EGR1 changes course in B-cell lymphoma

In this issue of Blood, Liu et al¹ describe a new route to acquired ibrutinib resistance via the transcription factor early growth response gene 1 (EGR1), which induces metabolic changes toward oxidative phosphorylation (OXPHOS) in activated B-cell-like diffuse large B-cell lymphoma (ABC-DLBCL) and mantle cell lymphoma (MCL).

The authors map out the contribution of EGR1 expression levels to ibrutinib resistance in lymphoma cells and show a link between EGR1 and a metabolic change toward OXPHOS via pyruvate dehydrogenase phosphatase catalytic subunit 1 (PDP1). Therefore, targeting OXPHOS metabolism with metformin or IM156 may be a therapeutic strategy to overcome ibrutinib resistance in relapsed or refractory B-cell lymphoma. Thus, EGR1 does change the metabolic course of B-cell lymphoma and is the helmsman for OXPHOS, but can we utilize these findings to take the wind out of the lymphoma sails?

Ibrutinib changed B-cell lymphoma treatment, and multiple clinical studies demonstrated that patients with relapsed or refractory B-cell lymphoma treated with ibrutinib had longer survival compared with those receiving other therapies.^2-4 However, patients responsive to ibrutinib often develop resistance with disease progression and a poor prognosis.⁵ Therefore, targeting this resistance is an area of active research. The reasons for resistance are multifaceted and include mutations, activation of signaling pathways, changes in the tumor microenvironment, and metabolic changes. OXPHOS is an active metabolic pathway in many solid tumors and lymphomas,⁶ and several studies identified a shift toward OXPHOS metabolism being associated with ibrutinib resistance in MCL and ABC-DLBCL.^7-9 

Liu et al found that EGR1 protein levels are upregulated in ibrutinib-resistant ABC-DLBCL and MCL cell lines and even further upregulated when these resistant cell lines are exposed to ibrutinib. The latter was also seen in samples from patients with MCL upon ibrutinib treatment. Ibrutinib not only induced EGR1 expression, but further overexpression and knockdown experiments revealed that high EGR1 levels also contribute to ibrutinib resistance in ABC-DLBCL cell lines.

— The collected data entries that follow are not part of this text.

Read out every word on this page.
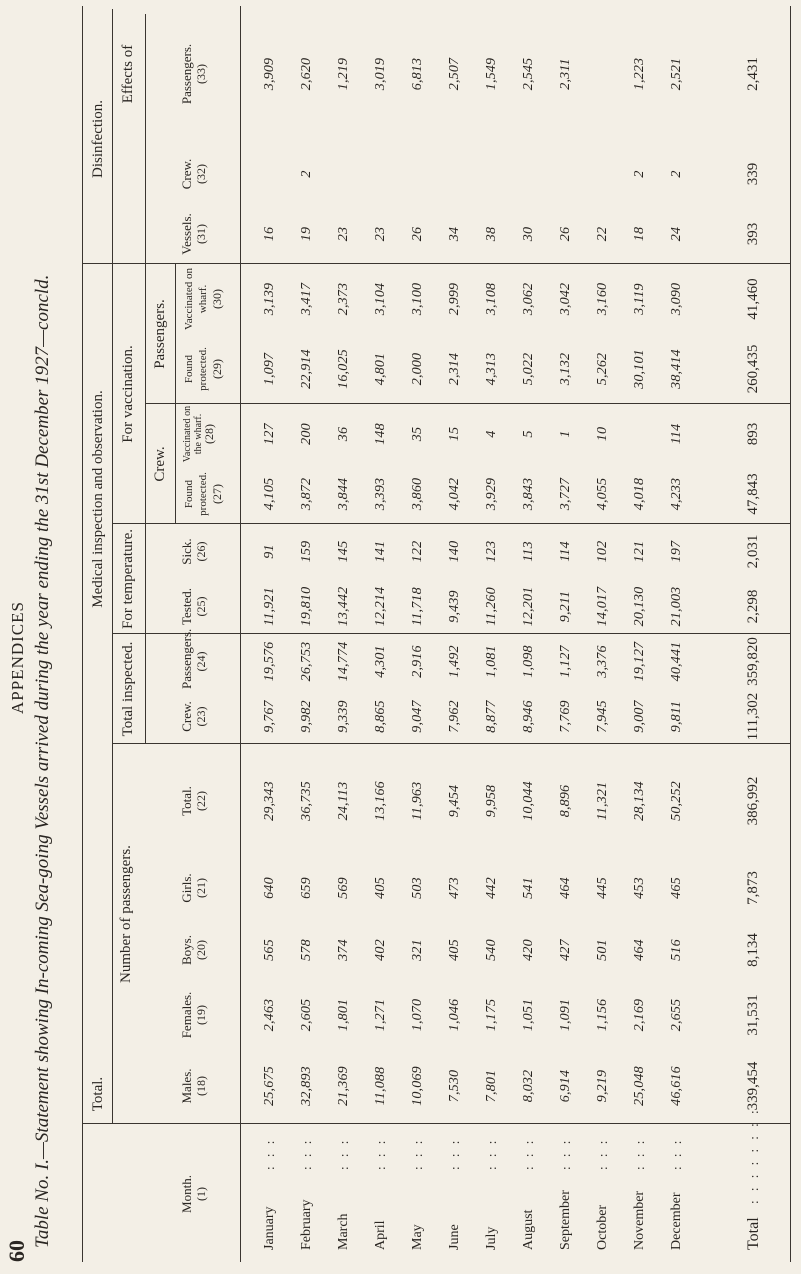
60
APPENDICES Table No. I.—Statement showing In-coming Sea-going Vessels arrived during the year ending the 31st December 1927—concld. Total.
Number of passengers.
Medical inspection and observation.
Total inspected.
For temperature.
For vaccination.
Crew.
Passengers.
Disinfection.
Effects of
Month. (1)
Males. (18)
Females. (19)
Boys. (20)
Girls. (21)
Total. (22)
Crew. (23)
Passengers. (24)
Tested. (25)
Sick. (26)
Found protected. (27)
Vaccinated on the wharf.
(28)
Found protected. (29)
Vaccinated on wharf. (30)
Vessels. (31)
Crew. (32)
Passengers. (33)
January
: : :
25,675
2,463
565
640
29,343
9,767
19,576
11,921
91
4,105
127
1,097
3,139
16
3,909
February
: : :
32,893
2,605
578
659
36,735
9,982
26,753
19,810
159
3,872
200
22,914
3,417
19
2
2,620
March
: : :
21,369
1,801
374
569
24,113
9,339
14,774
13,442
145
3,844
36
16,025
2,373
23
1,219
April
: : :
11,088
1,271
402
405
13,166
8,865
4,301
12,214
141
3,393
148
4,801
3,104
23
3,019
May
: : :
10,069
1,070
321
503
11,963
9,047
2,916
11,718
122
3,860
35
2,000
3,100
26
6,813
June
: : :
7,530
1,046
405
473
9,454
7,962
1,492
9,439
140
4,042
15
2,314
2,999
34
2,507
July
: : :
7,801
1,175
540
442
9,958
8,877
1,081
11,260
123
3,929
4
4,313
3,108
38
1,549
August
: : :
8,032
1,051
420
541
10,044
8,946
1,098
12,201
113
3,843
5
5,022
3,062
30
2,545
September
: : :
6,914
1,091
427
464
8,896
7,769
1,127
9,211
114
3,727
1
3,132
3,042
26
2,311
October
: : :
9,219
1,156
501
445
11,321
7,945
3,376
14,017
102
4,055
10
5,262
3,160
22
November
: : :
25,048
2,169
464
453
28,134
9,007
19,127
20,130
121
4,018
30,101
3,119
18
2
1,223
December
: : :
46,616
2,655
516
465
50,252
9,811
40,441
21,003
197
4,233
114
38,414
3,090
24
2
2,521
Total
: : : : : : : :
339,454
31,531
8,134
7,873
386,992
111,302
359,820
2,298
2,031
47,843
893
260,435
41,460
393
339
2,431
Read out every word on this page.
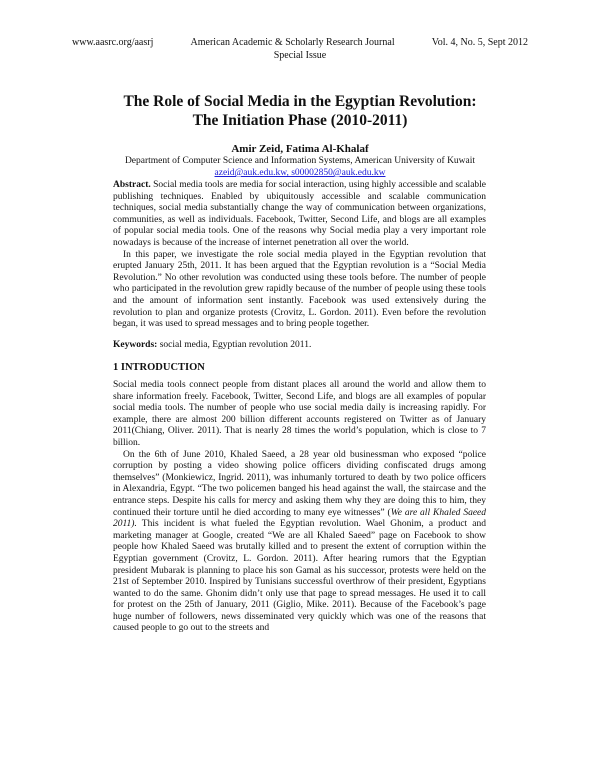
www.aasrc.org/aasrj	American Academic & Scholarly Research Journal	Vol. 4, No. 5, Sept 2012
Special Issue
The Role of Social Media in the Egyptian Revolution:
The Initiation Phase (2010-2011)
Amir Zeid, Fatima Al-Khalaf
Department of Computer Science and Information Systems, American University of Kuwait
azeid@auk.edu.kw, s00002850@auk.edu.kw

Abstract. Social media tools are media for social interaction, using highly accessible and scalable publishing techniques. Enabled by ubiquitously accessible and scalable communication techniques, social media substantially change the way of communication between organizations, communities, as well as individuals. Facebook, Twitter, Second Life, and blogs are all examples of popular social media tools. One of the reasons why Social media play a very important role nowadays is because of the increase of internet penetration all over the world.

In this paper, we investigate the role social media played in the Egyptian revolution that erupted January 25th, 2011. It has been argued that the Egyptian revolution is a “Social Media Revolution.” No other revolution was conducted using these tools before. The number of people who participated in the revolution grew rapidly because of the number of people using these tools and the amount of information sent instantly. Facebook was used extensively during the revolution to plan and organize protests (Crovitz, L. Gordon. 2011). Even before the revolution began, it was used to spread messages and to bring people together.

Keywords: social media, Egyptian revolution 2011.
1 INTRODUCTION

Social media tools connect people from distant places all around the world and allow them to share information freely. Facebook, Twitter, Second Life, and blogs are all examples of popular social media tools. The number of people who use social media daily is increasing rapidly. For example, there are almost 200 billion different accounts registered on Twitter as of January 2011(Chiang, Oliver. 2011). That is nearly 28 times the world’s population, which is close to 7 billion.

On the 6th of June 2010, Khaled Saeed, a 28 year old businessman who exposed “police corruption by posting a video showing police officers dividing confiscated drugs among themselves” (Monkiewicz, Ingrid. 2011), was inhumanly tortured to death by two police officers in Alexandria, Egypt. “The two policemen banged his head against the wall, the staircase and the entrance steps. Despite his calls for mercy and asking them why they are doing this to him, they continued their torture until he died according to many eye witnesses” (We are all Khaled Saeed 2011). This incident is what fueled the Egyptian revolution. Wael Ghonim, a product and marketing manager at Google, created “We are all Khaled Saeed” page on Facebook to show people how Khaled Saeed was brutally killed and to present the extent of corruption within the Egyptian government (Crovitz, L. Gordon. 2011). After hearing rumors that the Egyptian president Mubarak is planning to place his son Gamal as his successor, protests were held on the 21st of September 2010. Inspired by Tunisians successful overthrow of their president, Egyptians wanted to do the same. Ghonim didn’t only use that page to spread messages. He used it to call for protest on the 25th of January, 2011 (Giglio, Mike. 2011). Because of the Facebook’s page huge number of followers, news disseminated very quickly which was one of the reasons that caused people to go out to the streets and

The mechanism behind the EGR1 overexpression is EGR1 self-regulation by binding to its own promoter region. EGR1 is a target of transcription factor 4 (TCF4), a known epigenetic driver for ibrutinib resistance. As previously described, metabolic reprogramming toward OXPHOS dependency is characteristic of ibrutinib resistance in MCL,^8,9 and Lui et al extended these findings to their ABC-DLBCL cell lines and saw augmented mitochondrial respiration. This is caused by increased PDP1 (a target of EGR1) expression via transcriptional activation, leading to enhanced pyruvate dehydrogenase activity and accelerated adenosine triphosphate production (see the online visual abstract from Liu et al¹).

Apart from the detailed mechanism of OXPHOS upregulation in ibrutinib-resistant cells, the authors targeted this pathway with metformin as an OXPHOS inhibitor. Metformin treatment was able to restore ibrutinib sensitivity in resistant ABC-DLBCL cell clones and furthermore sensitized primary resistant ABC-DLBCL cell lines to ibrutinib. The in vivo model with metformin given with ibrutinib treatment showed a significant impact on tumor volume and weight only in ABC-DLBCL cell line xenografts. However, the more potent OXPHOS inhibitor IM156, a newly developed metformin derivative, was able to synergize with ibrutinib in all analyzed cells in vitro. Moreover, the drug combination of ibrutinib with IM156 achieved significant antitumor effects in a xenograft model derived from a patient with MCL compared with the monotherapy with either drug.

Based on these data, many questions arise. Will these findings be relevant only for patients who develop a resistance to ibrutinib, or, as part of the data suggests, might all patients who showed no initial response to ibrutinib benefit from combination therapy, targeting Bruton tyrosine kinase (BTK) and OXPHOS simultaneously? Since ibrutinib is no longer the only BTK inhibitor in use, can these findings be translated to other BTK inhibitors and to other disorders, which are currently treated with BTK inhibitors? One pressing question for the clinical applicability of these data is determining the optimal treatment strategy. To answer these and many other questions arising from the findings of Lui et al, further preclinical and clinical studies will be necessary as we await the sinking of ibrutinib resistance.

Conflict-of-interest disclosure: The author declares no competing financial interests.